Comments for authors

Although this paper was assigned to me on short notice, I try to cover some basic opinions from my review.

Strengths:

  • The heterogeneous graph abstraction is a useful way to capture diverse account behaviors.

Weaknesses:

  • The design combines well-known techniques (bulk processing, parallel workers, subgraph merging, graph databases) with incremental optimizations, lacking fundamentally new ideas.
  • The paper reads like an engineering report. It is not clear what new insights or principles advance the state of distributed systems or data management.
  • The writing is descriptive and unfocused, making it hard to see the core contributions.

Overall, the work demonstrates solid engineering but lacks novelty and depth expected at EuroSys. A clearer articulation of contributions and broader evaluation would strengthen the paper.

Automating Conflict-Aware ACL Configurations with Natural Language Intents

Review

overall merits: 2 expertise: 1

Paper Summary

The paper presents Lena, a system that automates ACL configuration from natural language intents. It uses LLMs with network-specific knowledge to generate rules, detect and resolve conflicts, and optimize deployment to reduce redundancy.

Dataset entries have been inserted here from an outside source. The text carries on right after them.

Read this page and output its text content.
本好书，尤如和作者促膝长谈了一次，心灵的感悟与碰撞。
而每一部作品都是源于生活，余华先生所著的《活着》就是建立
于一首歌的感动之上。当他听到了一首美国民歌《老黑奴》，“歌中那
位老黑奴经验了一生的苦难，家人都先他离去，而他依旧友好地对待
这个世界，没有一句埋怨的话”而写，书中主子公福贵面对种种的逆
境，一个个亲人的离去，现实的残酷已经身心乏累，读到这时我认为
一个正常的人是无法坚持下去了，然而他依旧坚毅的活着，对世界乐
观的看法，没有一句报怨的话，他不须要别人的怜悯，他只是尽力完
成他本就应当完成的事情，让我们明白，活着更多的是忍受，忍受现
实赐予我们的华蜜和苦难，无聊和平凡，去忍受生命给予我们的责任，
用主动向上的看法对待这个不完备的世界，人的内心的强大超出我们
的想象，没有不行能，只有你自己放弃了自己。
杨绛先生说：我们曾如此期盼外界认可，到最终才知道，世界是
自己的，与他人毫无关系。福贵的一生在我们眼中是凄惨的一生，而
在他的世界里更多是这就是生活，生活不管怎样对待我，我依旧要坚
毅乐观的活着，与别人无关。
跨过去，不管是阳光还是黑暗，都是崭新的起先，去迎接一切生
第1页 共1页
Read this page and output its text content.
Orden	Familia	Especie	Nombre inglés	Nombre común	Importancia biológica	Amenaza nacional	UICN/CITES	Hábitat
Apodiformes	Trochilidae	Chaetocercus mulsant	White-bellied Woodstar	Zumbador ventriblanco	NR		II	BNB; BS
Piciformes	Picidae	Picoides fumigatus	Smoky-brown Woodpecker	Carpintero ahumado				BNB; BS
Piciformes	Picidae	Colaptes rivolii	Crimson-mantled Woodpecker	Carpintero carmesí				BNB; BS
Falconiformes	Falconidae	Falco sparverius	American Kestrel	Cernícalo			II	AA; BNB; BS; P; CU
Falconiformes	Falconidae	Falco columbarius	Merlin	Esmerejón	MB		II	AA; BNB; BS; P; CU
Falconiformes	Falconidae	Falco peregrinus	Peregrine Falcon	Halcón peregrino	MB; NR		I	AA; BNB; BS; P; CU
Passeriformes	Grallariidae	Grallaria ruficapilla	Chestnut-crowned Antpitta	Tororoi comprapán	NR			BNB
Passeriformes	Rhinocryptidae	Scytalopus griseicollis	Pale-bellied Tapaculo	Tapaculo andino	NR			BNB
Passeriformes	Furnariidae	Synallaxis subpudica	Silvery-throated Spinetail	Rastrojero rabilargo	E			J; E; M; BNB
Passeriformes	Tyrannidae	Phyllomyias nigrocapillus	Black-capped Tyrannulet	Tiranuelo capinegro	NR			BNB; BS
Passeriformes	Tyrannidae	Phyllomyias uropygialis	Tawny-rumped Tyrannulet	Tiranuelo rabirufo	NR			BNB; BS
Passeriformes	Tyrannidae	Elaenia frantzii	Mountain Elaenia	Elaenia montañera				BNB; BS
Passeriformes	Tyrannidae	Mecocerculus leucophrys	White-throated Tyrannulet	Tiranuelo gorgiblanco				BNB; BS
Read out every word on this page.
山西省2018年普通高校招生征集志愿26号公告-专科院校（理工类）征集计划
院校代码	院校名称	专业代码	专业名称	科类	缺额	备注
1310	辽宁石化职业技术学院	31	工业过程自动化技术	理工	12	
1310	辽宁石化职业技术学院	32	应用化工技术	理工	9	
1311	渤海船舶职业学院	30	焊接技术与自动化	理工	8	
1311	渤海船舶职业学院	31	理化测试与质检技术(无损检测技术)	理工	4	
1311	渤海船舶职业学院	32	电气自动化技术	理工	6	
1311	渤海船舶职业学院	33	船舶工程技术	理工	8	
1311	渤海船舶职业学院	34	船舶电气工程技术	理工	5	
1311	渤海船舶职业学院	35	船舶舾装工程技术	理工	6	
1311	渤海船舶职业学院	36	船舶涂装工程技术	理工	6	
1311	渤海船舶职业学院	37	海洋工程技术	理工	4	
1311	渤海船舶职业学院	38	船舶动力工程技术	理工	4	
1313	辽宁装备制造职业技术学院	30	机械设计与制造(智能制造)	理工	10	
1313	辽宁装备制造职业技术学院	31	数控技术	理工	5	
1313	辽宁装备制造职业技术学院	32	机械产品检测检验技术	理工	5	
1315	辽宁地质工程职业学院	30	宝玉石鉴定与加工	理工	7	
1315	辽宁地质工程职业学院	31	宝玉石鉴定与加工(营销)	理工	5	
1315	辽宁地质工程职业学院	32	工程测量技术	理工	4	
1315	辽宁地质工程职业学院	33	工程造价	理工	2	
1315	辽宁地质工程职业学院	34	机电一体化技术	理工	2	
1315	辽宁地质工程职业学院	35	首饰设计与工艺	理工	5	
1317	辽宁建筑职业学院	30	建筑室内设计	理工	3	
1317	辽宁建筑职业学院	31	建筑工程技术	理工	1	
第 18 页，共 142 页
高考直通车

Key techniques include a mapping table for accurate attribute reasoning, “truly matched flows” for precise conflict detection, and optimization for efficient deployment. Evaluations on campus to large-scale networks show improved accuracy, conflict handling, and deployment efficiency.

Comments for authors

Although this paper was assigned to me on short notice, I try to cover some basic opinions from my review.

Strengths:

  • Conflict detection contributions (e.g., “truly matched flows”) and deployment optimization insights are interesting and potentially impactful.
  • Evaluation covers multiple network scales, including large topologies.

Weaknesses:

  • The system heavily relies on LLMs. Robustness under noisy or adversarial intents is not evaluated, and real-world operator inputs may be more ambiguous than tested.
  • The paper is overly detailed in some areas (prompting strategies, optimization formulations) yet lacks higher-level insights on integration, scalability, and usability.